Bu durum karşısında; dosya kapsamına, kararın dayandığı delillerle, yasaya uygun gerektirici nedenler ve ileri sürülen istinaf sebepleri dikkate alındığında mahkeme kararında usul ve esas yönünden yasaya aykırılık bulunmamasına, illiyet bağının kesilmediğinin ve kusur raporunun olaya uygun olduğunun anlaşılmasına göre; davalı vekilinin ileri sürdükleri tüm istinaf sebepleri yerinde görülmediğinden, istinaf başvurularının HMK’nın 353/1-b-1 maddesi gereğince esastan reddine karar verilmesi gerekmiş, aşağıdaki hüküm tesis edilmiştir.

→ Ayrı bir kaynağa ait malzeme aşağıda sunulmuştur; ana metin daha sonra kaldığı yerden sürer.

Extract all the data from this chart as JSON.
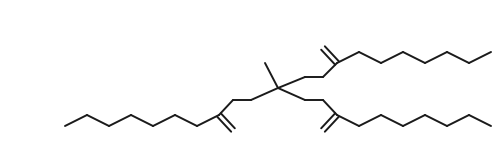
{
  "bg_color": "#ffffff",
  "line_color": "#1a1a1a",
  "line_width": 1.4,
  "fig_width": 4.94,
  "fig_height": 1.53,
  "dpi": 100
}
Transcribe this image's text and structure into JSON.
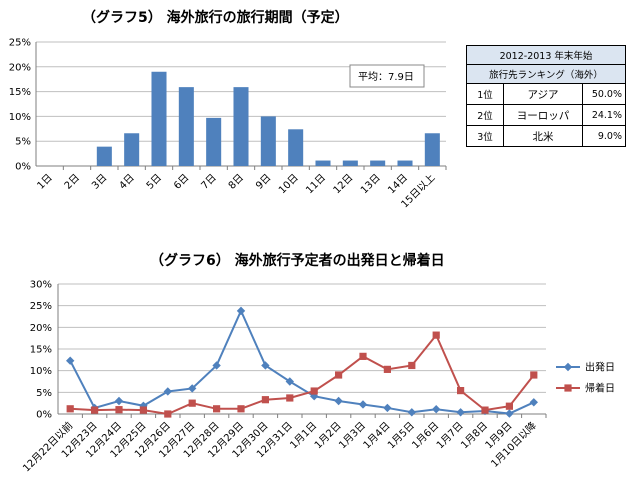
{
  "chart_data": [
    {
      "type": "bar",
      "title": "（グラフ5） 海外旅行の旅行期間（予定）",
      "categories": [
        "1日",
        "2日",
        "3日",
        "4日",
        "5日",
        "6日",
        "7日",
        "8日",
        "9日",
        "10日",
        "11日",
        "12日",
        "13日",
        "14日",
        "15日以上"
      ],
      "values": [
        0,
        0,
        3.9,
        6.6,
        19.0,
        15.9,
        9.7,
        15.9,
        10.0,
        7.4,
        1.1,
        1.1,
        1.1,
        1.1,
        6.6
      ],
      "ylim": [
        0,
        25
      ],
      "yticks": [
        "0%",
        "5%",
        "10%",
        "15%",
        "20%",
        "25%"
      ],
      "grid": true,
      "bar_color": "#4f81bd",
      "annotation": "平均：7.9日"
    },
    {
      "type": "line",
      "title": "（グラフ6） 海外旅行予定者の出発日と帰着日",
      "categories": [
        "12月22日以前",
        "12月23日",
        "12月24日",
        "12月25日",
        "12月26日",
        "12月27日",
        "12月28日",
        "12月29日",
        "12月30日",
        "12月31日",
        "1月1日",
        "1月2日",
        "1月3日",
        "1月4日",
        "1月5日",
        "1月6日",
        "1月7日",
        "1月8日",
        "1月9日",
        "1月10日以降"
      ],
      "series": [
        {
          "name": "出発日",
          "color": "#4f81bd",
          "marker": "diamond",
          "values": [
            12.3,
            1.4,
            3.0,
            1.9,
            5.2,
            5.9,
            11.2,
            23.8,
            11.2,
            7.5,
            4.1,
            3.0,
            2.2,
            1.4,
            0.4,
            1.1,
            0.4,
            0.7,
            0.1,
            2.7
          ]
        },
        {
          "name": "帰着日",
          "color": "#c0504d",
          "marker": "square",
          "values": [
            1.2,
            0.9,
            1.0,
            0.9,
            0.0,
            2.5,
            1.2,
            1.2,
            3.3,
            3.7,
            5.3,
            9.0,
            13.3,
            10.3,
            11.2,
            18.2,
            5.4,
            0.9,
            1.8,
            9.0
          ]
        }
      ],
      "ylim": [
        0,
        30
      ],
      "yticks": [
        "0%",
        "5%",
        "10%",
        "15%",
        "20%",
        "25%",
        "30%"
      ],
      "grid": true,
      "legend_position": "right"
    }
  ],
  "ranking": {
    "header_line1": "2012-2013 年末年始",
    "header_line2": "旅行先ランキング（海外）",
    "rows": [
      {
        "rank": "1位",
        "region": "アジア",
        "share": "50.0%"
      },
      {
        "rank": "2位",
        "region": "ヨーロッパ",
        "share": "24.1%"
      },
      {
        "rank": "3位",
        "region": "北米",
        "share": "9.0%"
      }
    ]
  }
}
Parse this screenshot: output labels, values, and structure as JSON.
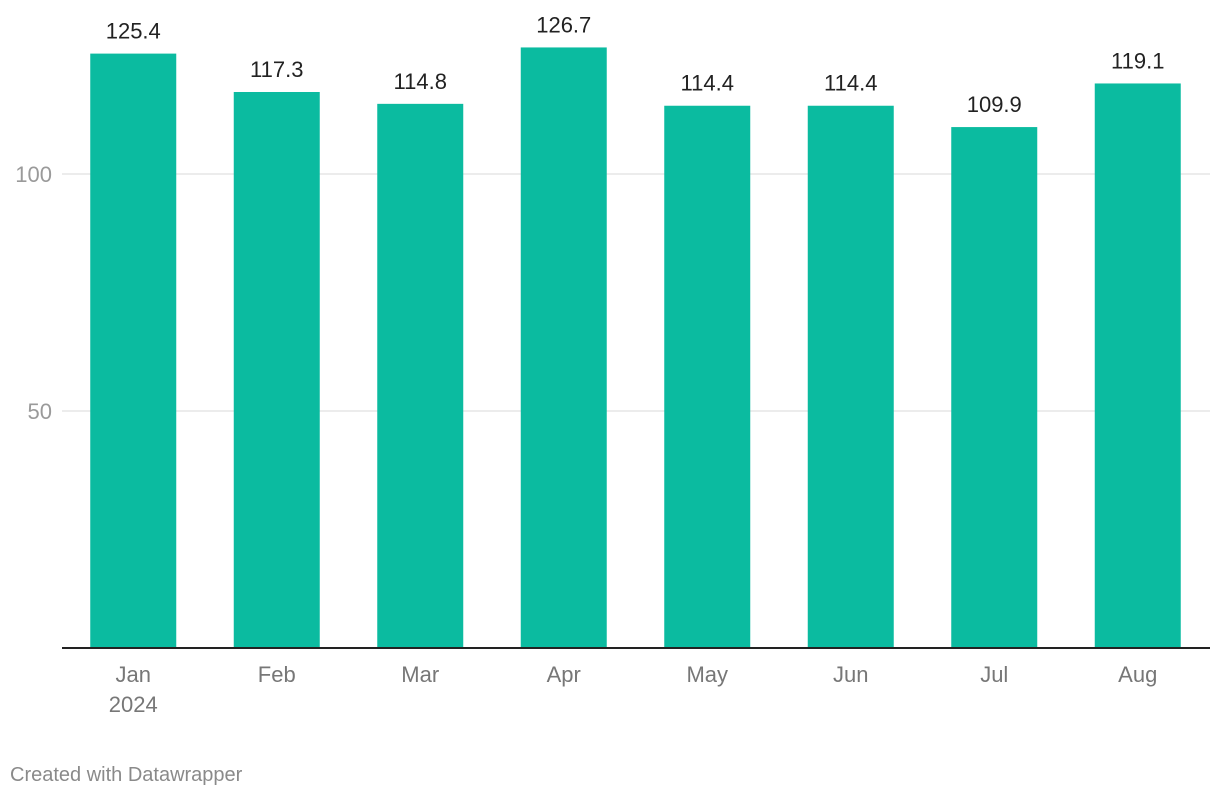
{
  "chart_data": {
    "type": "bar",
    "categories": [
      "Jan",
      "Feb",
      "Mar",
      "Apr",
      "May",
      "Jun",
      "Jul",
      "Aug"
    ],
    "category_sublabels": [
      "2024",
      "",
      "",
      "",
      "",
      "",
      "",
      ""
    ],
    "values": [
      125.4,
      117.3,
      114.8,
      126.7,
      114.4,
      114.4,
      109.9,
      119.1
    ],
    "data_labels": [
      "125.4",
      "117.3",
      "114.8",
      "126.7",
      "114.4",
      "114.4",
      "109.9",
      "119.1"
    ],
    "yticks": [
      50,
      100
    ],
    "ylim": [
      0,
      135
    ],
    "bar_color": "#0bbba0",
    "grid": true,
    "legend": "none"
  },
  "footer": {
    "credit": "Created with Datawrapper"
  }
}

HÜKÜM : Gerekçesi yukarıda izah edildiği üzere;
1-Davalı vekilinin yerel mahkeme kararına yönelik istinaf başvurusunun 6100 Sayılı HMK’nın 353/1-b-1 maddesi gereğince ESASTAN REDDİNE,
2-İstinaf başvurma harcı peşin alındığından bu konuda karar verilmesine yer olmadığına,
3-Davalıdan alınması gereken 371,77 TL nispi istinaf karar harcından başvuru sırasında peşin alınan 93,00-TL harcın mahsubu ile bakiye 278,77 -TL istinaf karar ve ilam harcının davalıdan alınarak Hazineye irat kaydına,
4- İstinaf eden taraflarca yapılan istinaf yargılama giderlerinin kendi üzerlerinde bırakılmasına,
5-Kararın tebliği, kesinleştirme, harç ve gider avansı iadesi işlemlerinin ilk derece mahkemesi tarafından yerine getirilmesine,
6-HMK’nın 333. maddesi gereğince kullanılmayan istinaf gider avansının karar kesinleştiğinde yatırana iadesine,
Dair, dosya üzerinde yapılan inceleme sonunda, HMK.nın 362/1-a maddesi uyarınca KESİN olmak üzere 24/02/2022 tarihinde oy birliği ile karar verildi.

….

* Bu belge, 5070 sayılı Kanun hükümleri gereğince elektronik imza ile imzalanmıştır.